On 16 Jun., 12:38, William Hughes <wpihug...@hotmail.com> wrote: > On Jun 15, 4:44 pm, WM <mueck...@rz.fh-augsburg.de> wrote: > > > On 15 Jun., 22:04, William Hughes <wpihug...@hotmail.com> wrote: > > > > > > > > Your claim is that "no possibility exists to construct or to > > > > > > > distinguish by one or many or infinitely many nodes > > > > > > > of the tree another path." > > > > You agree that if actually infinite paths exist > > > your claim is false. > > > No. I see that my claim is correct under any circumstances. That fact > > is independent of whether or nor actually infinite paths exist. > > Nope. You have repeatedly agreed that if actually infinite paths > exist, then a path p exists that can be distinguished from > every element of P. > > WM: If actually infinite paths exist, then there is a path p that can > be > WM: distinguished from every path of P.
A ==> B > > You also claim > > WM: And: > WM: There is no path p that can be distinguished from every path of > P.
~B
> <snip>
((A ==> B) & ~B) ==> ~A > > > > > Every path of the tree is is from P. > > > > Nope.
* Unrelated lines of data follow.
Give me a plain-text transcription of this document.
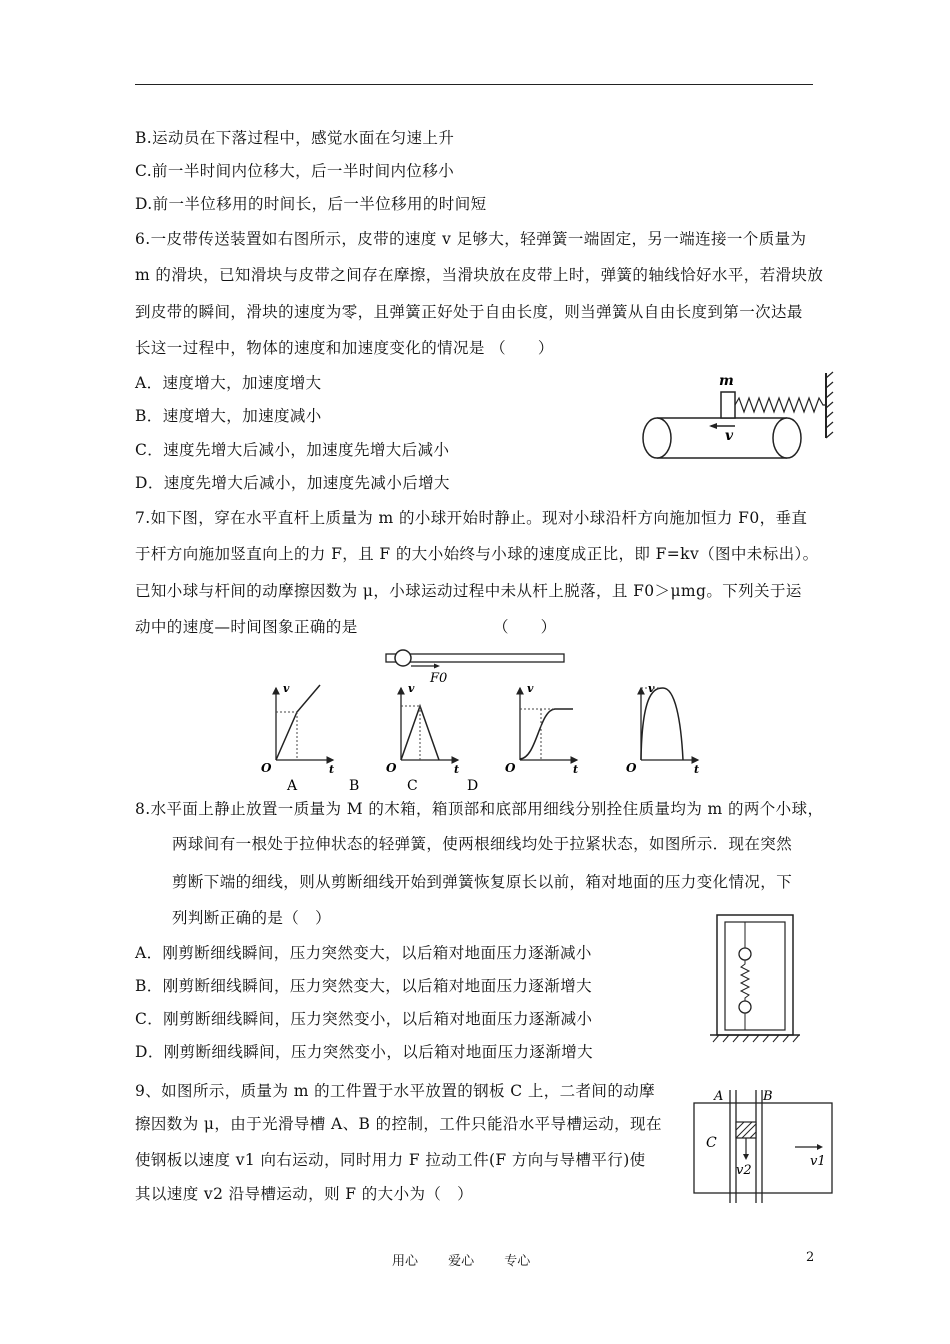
B.运动员在下落过程中，感觉水面在匀速上升
C.前一半时间内位移大，后一半时间内位移小
D.前一半位移用的时间长，后一半位移用的时间短
6.一皮带传送装置如右图所示，皮带的速度 v 足够大，轻弹簧一端固定，另一端连接一个质量为
m 的滑块，已知滑块与皮带之间存在摩擦，当滑块放在皮带上时，弹簧的轴线恰好水平，若滑块放
到皮带的瞬间，滑块的速度为零，且弹簧正好处于自由长度，则当弹簧从自由长度到第一次达最
长这一过程中，物体的速度和加速度变化的情况是 （　　）
A．速度增大，加速度增大
B．速度增大，加速度减小
C．速度先增大后减小，加速度先增大后减小
D．速度先增大后减小，加速度先减小后增大
7.如下图，穿在水平直杆上质量为 m 的小球开始时静止。现对小球沿杆方向施加恒力 F0，垂直
于杆方向施加竖直向上的力 F，且 F 的大小始终与小球的速度成正比，即 F=kv（图中未标出）。
已知小球与杆间的动摩擦因数为 μ，小球运动过程中未从杆上脱落，且 F0＞μmg。下列关于运
动中的速度—时间图象正确的是　　　　　　　　　（　　）
8.水平面上静止放置一质量为 M 的木箱，箱顶部和底部用细线分别拴住质量均为 m 的两个小球，
两球间有一根处于拉伸状态的轻弹簧，使两根细线均处于拉紧状态，如图所示．现在突然
剪断下端的细线，则从剪断细线开始到弹簧恢复原长以前，箱对地面的压力变化情况，下
列判断正确的是（　）
A．刚剪断细线瞬间，压力突然变大，以后箱对地面压力逐渐减小
B．刚剪断细线瞬间，压力突然变大，以后箱对地面压力逐渐增大
C．刚剪断细线瞬间，压力突然变小，以后箱对地面压力逐渐减小
D．刚剪断细线瞬间，压力突然变小，以后箱对地面压力逐渐增大
9、如图所示，质量为 m 的工件置于水平放置的钢板 C 上，二者间的动摩
擦因数为 μ，由于光滑导槽 A、B 的控制，工件只能沿水平导槽运动，现在
使钢板以速度 v1 向右运动，同时用力 F 拉动工件(F 方向与导槽平行)使
其以速度 v2 沿导槽运动，则 F 的大小为（　）
m
v
F0
v
t
O
v
t
O
v
t
O
v
t
O
A	B	C	D
v2
v1
A	B
C
用心 爱心 专心	2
Every *node* of the tree is from P. > > > Every path of the tree is from P. I explicitly forbid every other path > > to enter my tree. > > Nope. You cannot forbid every other path to enter the > tree. You add nodes to the tree.
I add infinite paths.
> When you add a node to the tree you add subsets of nodes > to the tree as well. You add a subset of nodes that is > not in a single element of P.
Wrong. I add a path p_n like 0.himpidimpydowadididum000... That path p_n is different from any other path p_m and there is no path p_m that together with p_n produces anything different from all finite subsets that are already contained in p_n or p_m.
You are dreaming of an ideal set theoretic world - without paradoxes and antinomies. But this world has come to an end in 2004 with the first construction, recognition and careful interpretation of the binary tree.